Holden Thorpe, editor-in-chief of Science magazine, defended Nature’s take.

He said telling scientists to stick to science “infantilizes scientists.” He said it was like being told to sit at the kids’ table while the adults decided matters.

“We must fight back,” Mr. Thorpe said in an online posting.

He said those who told Mr. Zhang they lost faith in Nature “don’t actually want science, they want scientific information they can use as they see fit.”

“This gives people the permission to say things like ‘climate change may be real, but I don’t think we should have government regulation to deal with it,’ which is unacceptable. We can’t concede that by letting people pick and choose,” Mr. Thorpe said.

Dr. Vinay Prasad, a professor at the University of California San Francisco, fired back, saying that as a scientist and a progressive, it was “off-putting to see the editors of top journals so nakedly partisan.”
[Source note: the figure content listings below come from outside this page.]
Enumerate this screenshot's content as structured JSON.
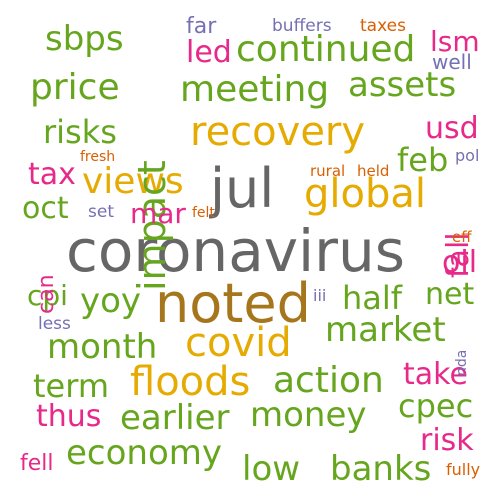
{
  "palette": {
    "green": "#66a61e",
    "pink": "#e7298a",
    "gold": "#e6ab02",
    "gray": "#666666",
    "purple": "#7570b3",
    "orange": "#d95f02",
    "brown": "#a6761d",
    "teal": "#1b9e77"
  },
  "words": [
    {
      "id": "coronavirus",
      "text": "coronavirus",
      "color": "#666666"
    },
    {
      "id": "noted",
      "text": "noted",
      "color": "#a6761d"
    },
    {
      "id": "jul",
      "text": "jul",
      "color": "#666666"
    },
    {
      "id": "recovery",
      "text": "recovery",
      "color": "#e6ab02"
    },
    {
      "id": "global",
      "text": "global",
      "color": "#e6ab02"
    },
    {
      "id": "views",
      "text": "views",
      "color": "#e6ab02"
    },
    {
      "id": "covid",
      "text": "covid",
      "color": "#e6ab02"
    },
    {
      "id": "floods",
      "text": "floods",
      "color": "#e6ab02"
    },
    {
      "id": "impact",
      "text": "impact",
      "color": "#66a61e"
    },
    {
      "id": "continued",
      "text": "continued",
      "color": "#66a61e"
    },
    {
      "id": "meeting",
      "text": "meeting",
      "color": "#66a61e"
    },
    {
      "id": "assets",
      "text": "assets",
      "color": "#66a61e"
    },
    {
      "id": "price",
      "text": "price",
      "color": "#66a61e"
    },
    {
      "id": "sbps",
      "text": "sbps",
      "color": "#66a61e"
    },
    {
      "id": "risks",
      "text": "risks",
      "color": "#66a61e"
    },
    {
      "id": "feb",
      "text": "feb",
      "color": "#66a61e"
    },
    {
      "id": "oct",
      "text": "oct",
      "color": "#66a61e"
    },
    {
      "id": "half",
      "text": "half",
      "color": "#66a61e"
    },
    {
      "id": "net",
      "text": "net",
      "color": "#66a61e"
    },
    {
      "id": "cpi",
      "text": "cpi",
      "color": "#66a61e"
    },
    {
      "id": "yoy",
      "text": "yoy",
      "color": "#66a61e"
    },
    {
      "id": "market",
      "text": "market",
      "color": "#66a61e"
    },
    {
      "id": "month",
      "text": "month",
      "color": "#66a61e"
    },
    {
      "id": "term",
      "text": "term",
      "color": "#66a61e"
    },
    {
      "id": "action",
      "text": "action",
      "color": "#66a61e"
    },
    {
      "id": "earlier",
      "text": "earlier",
      "color": "#66a61e"
    },
    {
      "id": "money",
      "text": "money",
      "color": "#66a61e"
    },
    {
      "id": "cpec",
      "text": "cpec",
      "color": "#66a61e"
    },
    {
      "id": "economy",
      "text": "economy",
      "color": "#66a61e"
    },
    {
      "id": "low",
      "text": "low",
      "color": "#66a61e"
    },
    {
      "id": "banks",
      "text": "banks",
      "color": "#66a61e"
    },
    {
      "id": "led",
      "text": "led",
      "color": "#e7298a"
    },
    {
      "id": "lsm",
      "text": "lsm",
      "color": "#e7298a"
    },
    {
      "id": "usd",
      "text": "usd",
      "color": "#e7298a"
    },
    {
      "id": "tax",
      "text": "tax",
      "color": "#e7298a"
    },
    {
      "id": "mar",
      "text": "mar",
      "color": "#e7298a"
    },
    {
      "id": "fall",
      "text": "fall",
      "color": "#e7298a"
    },
    {
      "id": "oil",
      "text": "oil",
      "color": "#e7298a"
    },
    {
      "id": "can",
      "text": "can",
      "color": "#e7298a"
    },
    {
      "id": "take",
      "text": "take",
      "color": "#e7298a"
    },
    {
      "id": "thus",
      "text": "thus",
      "color": "#e7298a"
    },
    {
      "id": "risk",
      "text": "risk",
      "color": "#e7298a"
    },
    {
      "id": "fell",
      "text": "fell",
      "color": "#e7298a"
    },
    {
      "id": "far",
      "text": "far",
      "color": "#7570b3"
    },
    {
      "id": "buffers",
      "text": "buffers",
      "color": "#7570b3"
    },
    {
      "id": "well",
      "text": "well",
      "color": "#7570b3"
    },
    {
      "id": "pol",
      "text": "pol",
      "color": "#7570b3"
    },
    {
      "id": "set",
      "text": "set",
      "color": "#7570b3"
    },
    {
      "id": "iii",
      "text": "iii",
      "color": "#7570b3"
    },
    {
      "id": "less",
      "text": "less",
      "color": "#7570b3"
    },
    {
      "id": "nda",
      "text": "nda",
      "color": "#7570b3"
    },
    {
      "id": "taxes",
      "text": "taxes",
      "color": "#d95f02"
    },
    {
      "id": "fresh",
      "text": "fresh",
      "color": "#d95f02"
    },
    {
      "id": "rural",
      "text": "rural",
      "color": "#d95f02"
    },
    {
      "id": "held",
      "text": "held",
      "color": "#d95f02"
    },
    {
      "id": "felt",
      "text": "felt",
      "color": "#d95f02"
    },
    {
      "id": "eff",
      "text": "eff",
      "color": "#d95f02"
    },
    {
      "id": "fully",
      "text": "fully",
      "color": "#d95f02"
    }
  ]
}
“Stick to publishing good papers,” he wrote on Substack.

Nature said that while rare, its 2020 editorial wasn’t the first time it endorsed. And it apparently won’t be the last.

The publication faulted Mr. Trump on everything from his plans for human spaceflight and his approach to the coronavirus pandemic, to his travel ban policy and his “America first” handling of foreign relations.

“When individuals seeking office have a track record of causing harm, when they are transparently dismissive of facts and integrity, when they threaten scholarly autonomy, and when they are disdainful of cooperation and consensus, it becomes important to speak up,” Nature said in its editorial this week.

“We use our voice sparingly and always offer evidence to back up what we say. And, when the occasion demands it, we will continue to do so.”

Mr. Zhang said Nature’s argument that “inaction has costs, too” is wrong — at least as far as his data shows.

“A bad situation is not ‘costs’ of someone’s inaction unless their action can materially change the situation for the better, which is exactly what the study suggests to be not the case,” he said.